4 thoughts on “Hands on Review: FermZilla All Rounder Fermenter

  1. Tom

    Good review, thanks for posting. I purchased one of these to do pressure fermentation, unfortunately I could never get mine to reliably hold pressure for more than a day or so. I tried all the tips and tricks I could find on YouTube and from Kegland. It would hold pressure for a while then I could come back the next day and all the pressure had leaked out. Anyway I don’t think a new product should require ‘tips & tricks’ in order to get it to work properly. Also there were virtually no printed instructions that came with it, instead it directed you to their website. Luckily my local homebrew shop where I purchased it to it back no questions asked.
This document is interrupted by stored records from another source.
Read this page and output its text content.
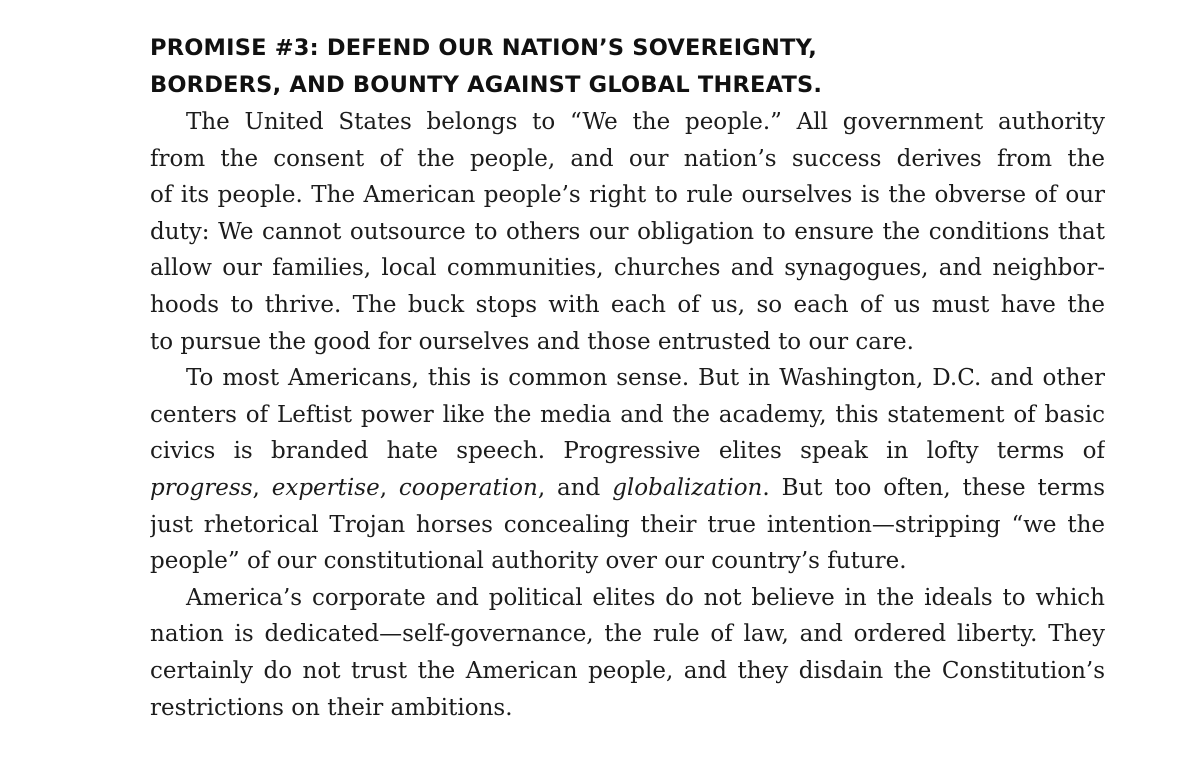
PROMISE #3: DEFEND OUR NATION’S SOVEREIGNTY,
BORDERS, AND BOUNTY AGAINST GLOBAL THREATS.
The United States belongs to “We the people.” All government authority
from the consent of the people, and our nation’s success derives from the
of its people. The American people’s right to rule ourselves is the obverse of our
duty: We cannot outsource to others our obligation to ensure the conditions that
allow our families, local communities, churches and synagogues, and neighbor-
hoods to thrive. The buck stops with each of us, so each of us must have the
to pursue the good for ourselves and those entrusted to our care.
To most Americans, this is common sense. But in Washington, D.C. and other
centers of Leftist power like the media and the academy, this statement of basic
civics is branded hate speech. Progressive elites speak in lofty terms of
progress, expertise, cooperation, and globalization. But too often, these terms
just rhetorical Trojan horses concealing their true intention—stripping “we the
people” of our constitutional authority over our country’s future.
America’s corporate and political elites do not believe in the ideals to which
nation is dedicated—self-governance, the rule of law, and ordered liberty. They
certainly do not trust the American people, and they disdain the Constitution’s
restrictions on their ambitions.
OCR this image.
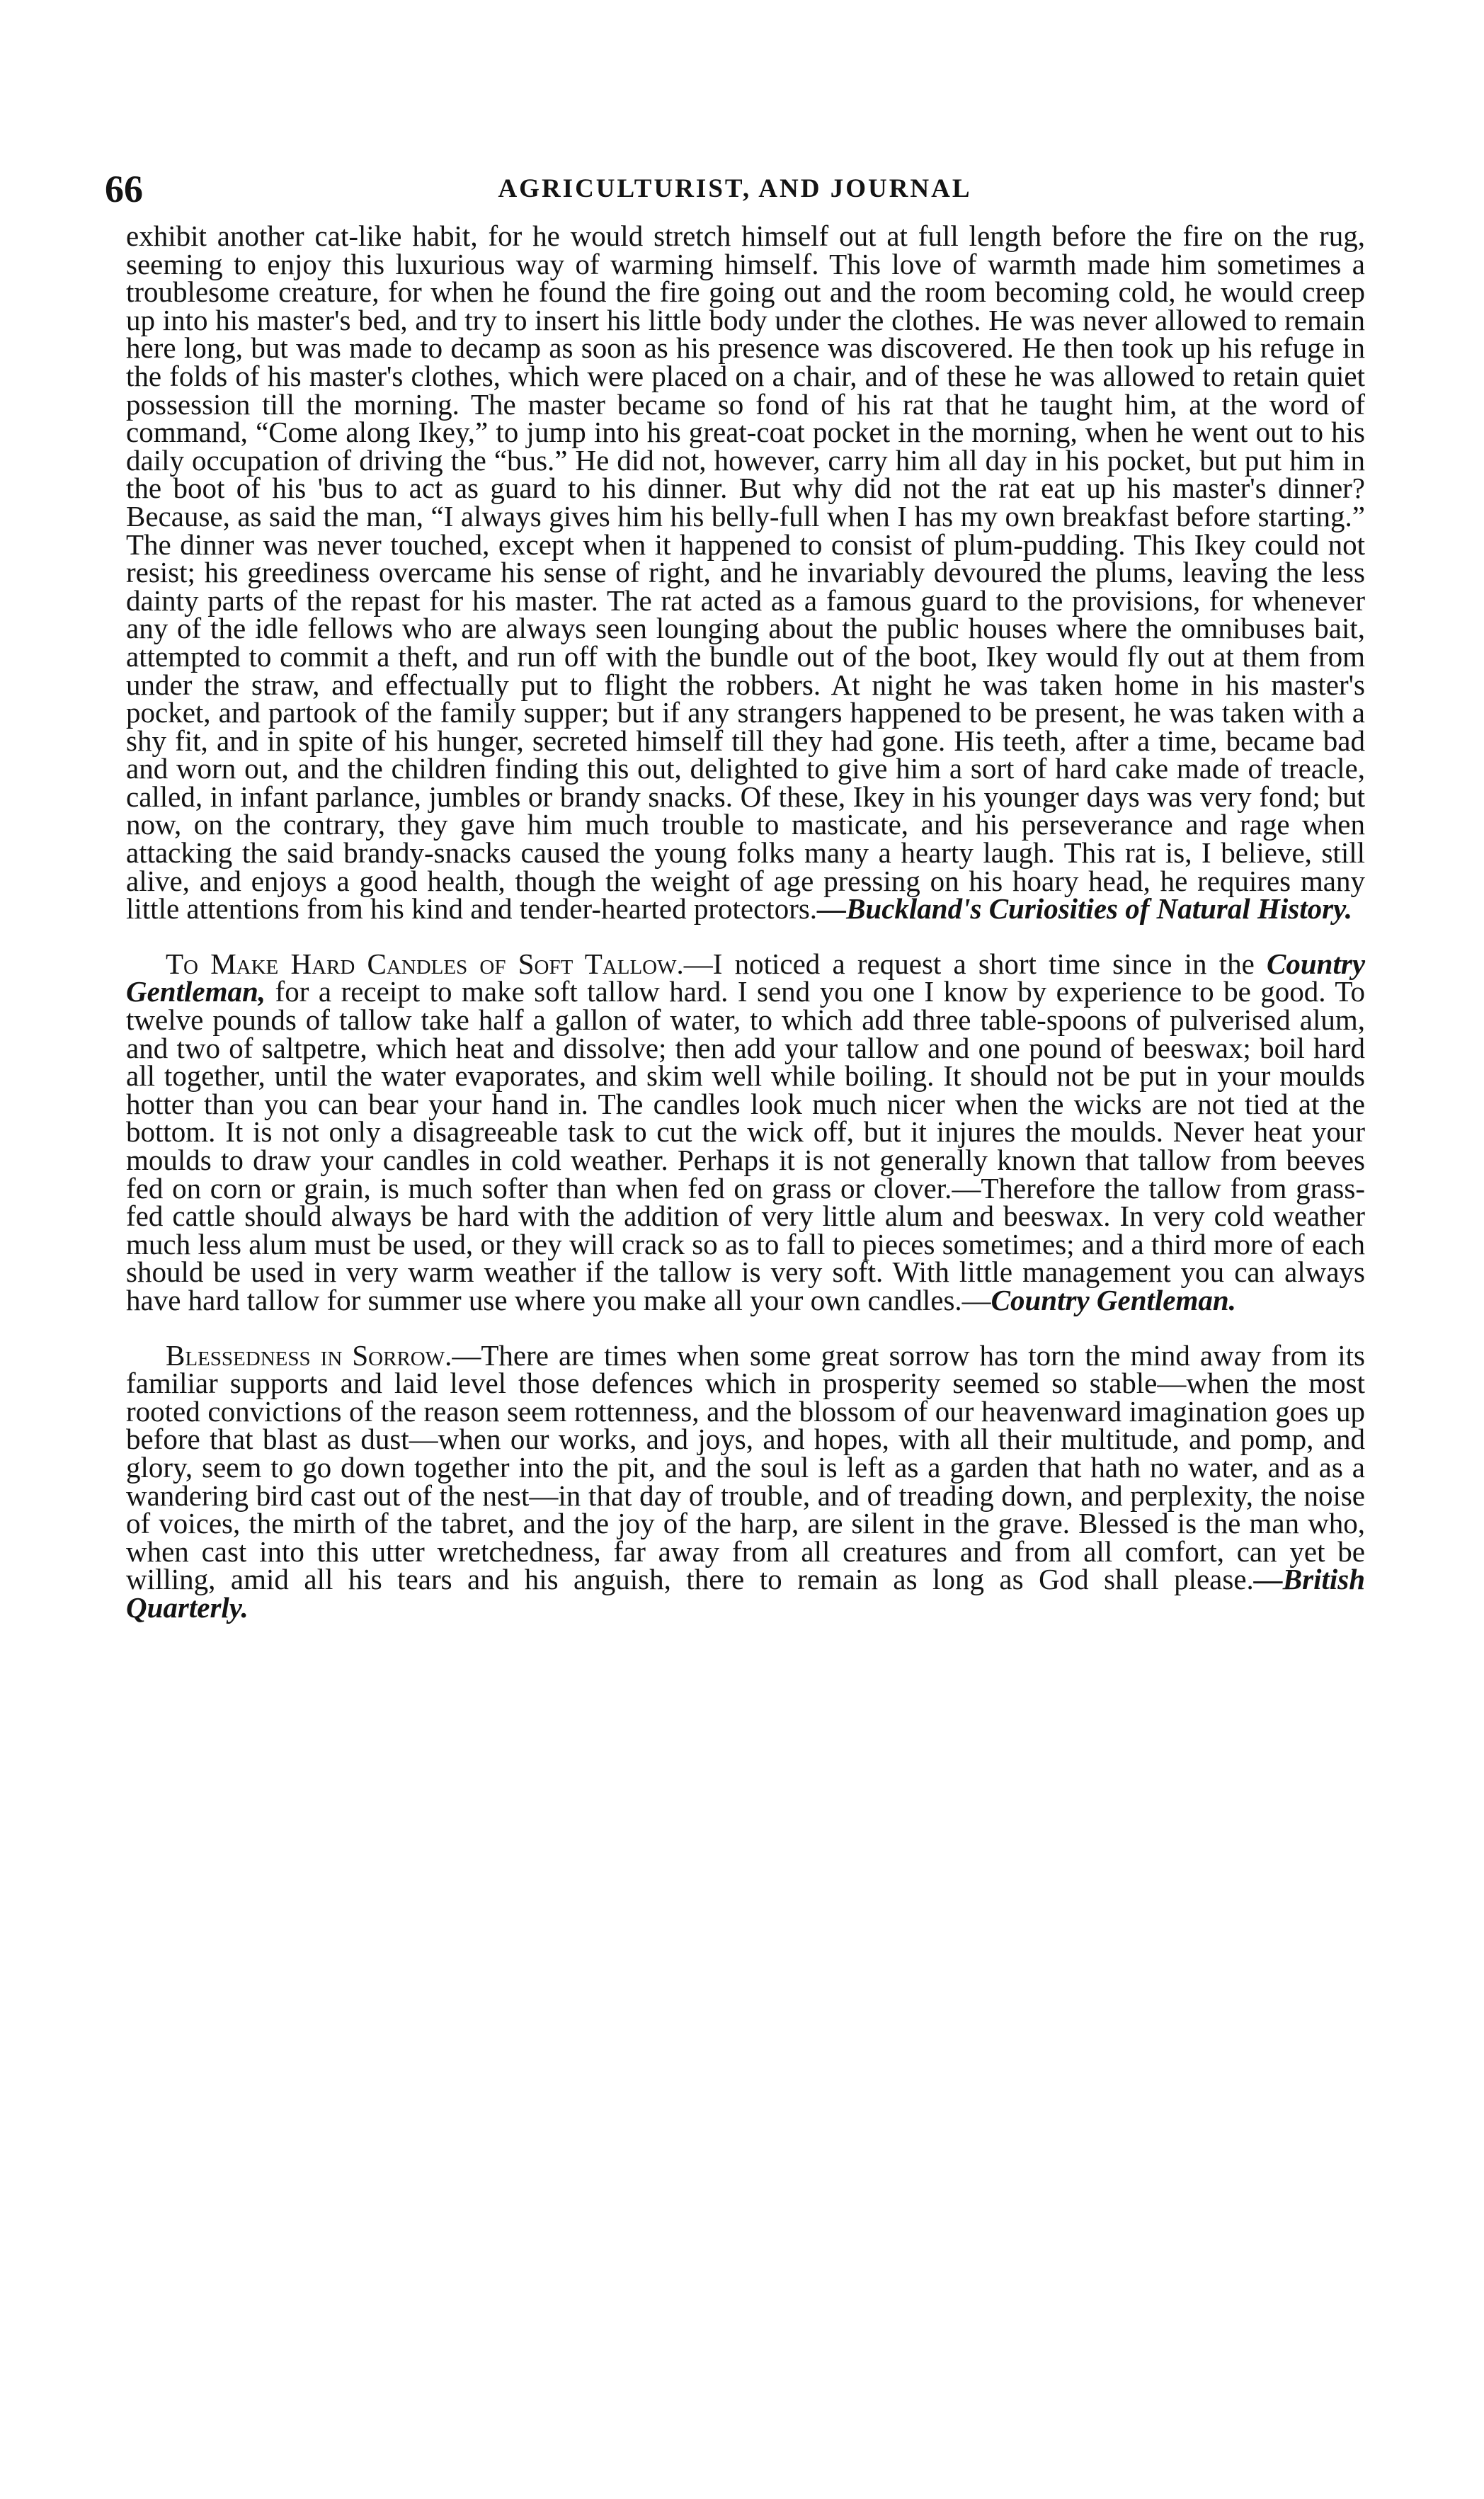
66	AGRICULTURIST, AND JOURNAL

exhibit another cat-like habit, for he would stretch himself out at full length before the fire on the rug, seeming to enjoy this luxurious way of warming himself. This love of warmth made him sometimes a troublesome creature, for when he found the fire going out and the room becoming cold, he would creep up into his master's bed, and try to insert his little body under the clothes. He was never allowed to remain here long, but was made to decamp as soon as his presence was discovered. He then took up his refuge in the folds of his master's clothes, which were placed on a chair, and of these he was allowed to retain quiet possession till the morning. The master became so fond of his rat that he taught him, at the word of command, “Come along Ikey,” to jump into his great-coat pocket in the morning, when he went out to his daily occupation of driving the “bus.” He did not, however, carry him all day in his pocket, but put him in the boot of his 'bus to act as guard to his dinner. But why did not the rat eat up his master's dinner? Because, as said the man, “I always gives him his belly-full when I has my own breakfast before starting.” The dinner was never touched, except when it happened to consist of plum-pudding. This Ikey could not resist; his greediness overcame his sense of right, and he invariably devoured the plums, leaving the less dainty parts of the repast for his master. The rat acted as a famous guard to the provisions, for whenever any of the idle fellows who are always seen lounging about the public houses where the omnibuses bait, attempted to commit a theft, and run off with the bundle out of the boot, Ikey would fly out at them from under the straw, and effectually put to flight the robbers. At night he was taken home in his master's pocket, and partook of the family supper; but if any strangers happened to be present, he was taken with a shy fit, and in spite of his hunger, secreted himself till they had gone. His teeth, after a time, became bad and worn out, and the children finding this out, delighted to give him a sort of hard cake made of treacle, called, in infant parlance, jumbles or brandy snacks. Of these, Ikey in his younger days was very fond; but now, on the contrary, they gave him much trouble to masticate, and his perseverance and rage when attacking the said brandy-snacks caused the young folks many a hearty laugh. This rat is, I believe, still alive, and enjoys a good health, though the weight of age pressing on his hoary head, he requires many little attentions from his kind and tender-hearted protectors.—Buckland's Curiosities of Natural History.

To Make Hard Candles of Soft Tallow.—I noticed a request a short time since in the Country Gentleman, for a receipt to make soft tallow hard. I send you one I know by experience to be good. To twelve pounds of tallow take half a gallon of water, to which add three table-spoons of pulverised alum, and two of saltpetre, which heat and dissolve; then add your tallow and one pound of beeswax; boil hard all together, until the water evaporates, and skim well while boiling. It should not be put in your moulds hotter than you can bear your hand in. The candles look much nicer when the wicks are not tied at the bottom. It is not only a disagreeable task to cut the wick off, but it injures the moulds. Never heat your moulds to draw your candles in cold weather. Perhaps it is not generally known that tallow from beeves fed on corn or grain, is much softer than when fed on grass or clover.—Therefore the tallow from grass-fed cattle should always be hard with the addition of very little alum and beeswax. In very cold weather much less alum must be used, or they will crack so as to fall to pieces sometimes; and a third more of each should be used in very warm weather if the tallow is very soft. With little management you can always have hard tallow for summer use where you make all your own candles.—Country Gentleman.

Blessedness in Sorrow.—There are times when some great sorrow has torn the mind away from its familiar supports and laid level those defences which in prosperity seemed so stable—when the most rooted convictions of the reason seem rottenness, and the blossom of our heavenward imagination goes up before that blast as dust—when our works, and joys, and hopes, with all their multitude, and pomp, and glory, seem to go down together into the pit, and the soul is left as a garden that hath no water, and as a wandering bird cast out of the nest—in that day of trouble, and of treading down, and perplexity, the noise of voices, the mirth of the tabret, and the joy of the harp, are silent in the grave. Blessed is the man who, when cast into this utter wretchedness, far away from all creatures and from all comfort, can yet be willing, amid all his tears and his anguish, there to remain as long as God shall please.—British Quarterly.
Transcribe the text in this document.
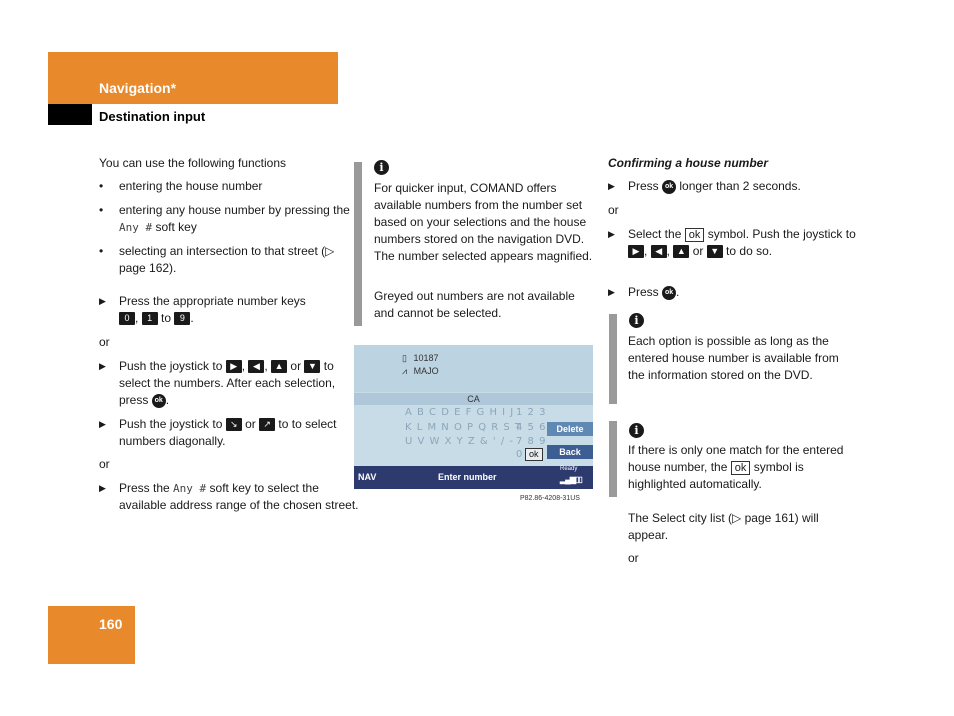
Navigation*
Destination input
You can use the following functions
• entering the house number
• entering any house number by pressing the Any # soft key
• selecting an intersection to that street (▷ page 162).
▶ Press the appropriate number keys
0 , 1 to 9 .
or
▶ Push the joystick to ▶ , ◀ , ▲ or ▼ to select the numbers. After each selection, press ok .
▶ Push the joystick to ↘ or ↗ to to select numbers diagonally.
or
▶ Press the Any # soft key to select the available address range of the chosen street.
i
For quicker input, COMAND offers available numbers from the number set based on your selections and the house numbers stored on the navigation DVD. The number selected appears magnified.
Greyed out numbers are not available and cannot be selected.
▯ 10187
⩘ MAJO
CA
A B C D E F G H I J 1 2 3
K L M N O P Q R S T
4 5 6
U V W X Y Z & ' / - 7 8 9
0 ok
Delete
Back
Ready
NAV	Enter number	▂▄▆▯▯
P82.86-4208-31US
Confirming a house number
▶ Press ok longer than 2 seconds.
or
▶ Select the ok symbol. Push the joystick to ▶ , ◀ , ▲ or ▼ to do so.
▶ Press ok .
i
Each option is possible as long as the entered house number is available from the information stored on the DVD.
i
If there is only one match for the entered house number, the ok symbol is highlighted automatically.
The Select city list (▷ page 161) will appear.
or
160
I purchased a BrewKeg and have had zero issues with it from day 1.

    Reply
    1. Brad Probert

      I’ve got one of these and have some two pressurized fermentations, had no leaks, and was able to hold 15 psi work sounding over a 1-2 week fermentation and cold crash. I don’t have the stainless ball posts, I have the Kegland plastic ones. I don’t know if that’s the difference, but it’s always best to have the same material across a sealing interface sure to difference in thermal expansion.

      Reply
  2. Bill Underwood

    A tip for tightening the lid and posts … grab yourself a couple of cheap belt wrenches; they are perfect for tightening up without over-tightening.